City Meters, Co., has a patent on individual sewer meters, but Fisher has been unable to reach them. He reported that since the system is already built, it would be difficult, if not impossible, to implement the meters on the existing system due to the size of the meter.
“The meters are 4-foot long and 15 inches tall. They require 15 inches of additional vertical drop in the current service line, which is likely not available,” said Fisher.
There would also be an additional cost for installation, maintenance and to have employees read the meters each month. Fisher added that metering sewer would have a negative impact on full-time customers, causing them to pay the brunt of the costs, because they would pay by usage. Those that are part-time customers would pay according to their seasonal usage.
“If we meter rates in the village we may possibly be obligated to meter throughout entire system,” said GASD Attorney Bill McCaffrey.
Show me the money
The district has been operating in the red. In June they were $14,000 in the red. The district’s debt service costs, that which is obligated to loans, is $47 per customer, per month. This amount does not include operation and maintenance costs.
“The district has only one revenue stream and that is from users paying for sewer service,” said Taylor.
The district is close to bringing an additional 500 customers online.
“The additions will bring the district into the black and help keep rates from rising, but we will not earn enough revenue from the additional customers to lower the current rates,” said Taylor.
“I have been to your meetings and seen your finances.

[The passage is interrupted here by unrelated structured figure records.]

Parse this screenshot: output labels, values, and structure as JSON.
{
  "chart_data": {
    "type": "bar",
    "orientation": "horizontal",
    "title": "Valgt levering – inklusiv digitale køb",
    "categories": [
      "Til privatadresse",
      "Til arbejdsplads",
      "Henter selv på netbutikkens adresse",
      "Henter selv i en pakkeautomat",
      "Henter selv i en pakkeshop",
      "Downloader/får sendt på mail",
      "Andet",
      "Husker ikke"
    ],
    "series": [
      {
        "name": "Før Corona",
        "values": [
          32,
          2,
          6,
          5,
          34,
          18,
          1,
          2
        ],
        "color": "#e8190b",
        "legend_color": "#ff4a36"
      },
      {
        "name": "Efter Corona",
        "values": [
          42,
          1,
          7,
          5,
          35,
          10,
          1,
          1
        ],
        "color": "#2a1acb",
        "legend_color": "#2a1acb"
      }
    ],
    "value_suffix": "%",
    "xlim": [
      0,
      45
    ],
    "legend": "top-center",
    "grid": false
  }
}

The problem is the project is too big for so few who are in this low income bracket,” said Gravois Board Trustee John Brooks.
“Is there a way to reduce the debt or extending the debt so payments are less and rates can be reduced to an affordable level?”
Legal battle vs. working together to find a solution
“The point is you are free to litigate this if you want to, but you will force us to litigate as well and we would prefer to find a solution,” said McCaffrey.
“We are available for you to come and speak with our financial people and poke holes in it to find a solution to this. This board is anxious to do the right thing. We could go to the Supreme Court if you want to but there are too many lawsuits with people who are mad at each other and no one benefits, but the attorneys.”
McCaffrey assured the Gravois trustees that they would make a sincere effort to come up with a scenario to collect from all customers on a fair and equitable basis.
“Whether that is metered or flat remains to be seen. The best way would be to set the rates based on averages, whether the customer is a resident, or a business and the type of business and usage. As more customers are added, the cost will be shared and this needs to happen as quickly as possible,” said McCaffrey.
The two boards agreed to set a meeting to discuss options. The village board was asked to provide information on the number of residents living in the village along with any information on certain areas where they felt there were unfair charges.
Estimated cost for a water meter:
  • Cost to install water meter: $500 to install
  • Cost to purchase flow meters: $1,500 - $2,000
  • 0 to 1,000 gallons: a decrease of $15 a month
  • 2,000 gallons: a decrease of $3.50 a month
  • 3,000 gallons: an increase of $8.25 a month. 
  • 4,000 gallons: an increase of $20 a month
Officials said the estimated amounts do not reflect debt service or maintenance and will have to be included.
Cost per customer for a sewer meter:
  • 1,000 gallons: a reduction of $7.50 a month
  • Over 1,000 gallons: an increase
  • The average flow is 4,000 gallons a month
  • The national average is 5,000 gallons a month
  • 4,000 gallons a month: an increase of up to $21 to $25.59 per month

    Trustees discuss sewer issues

The Gravois Board of Trustees discuss sewer issues with the Gravois Arm Sewer District at their board of trustees meeting Tuesday, June 12 in Gravois Mills. Pictured are,from left, Village Attorney Greg Williams, Trustee Bob Swengrosh, Trustee Jack Feller, Chairman Brad Vold and Board Treasurer/Secretary John Brooks.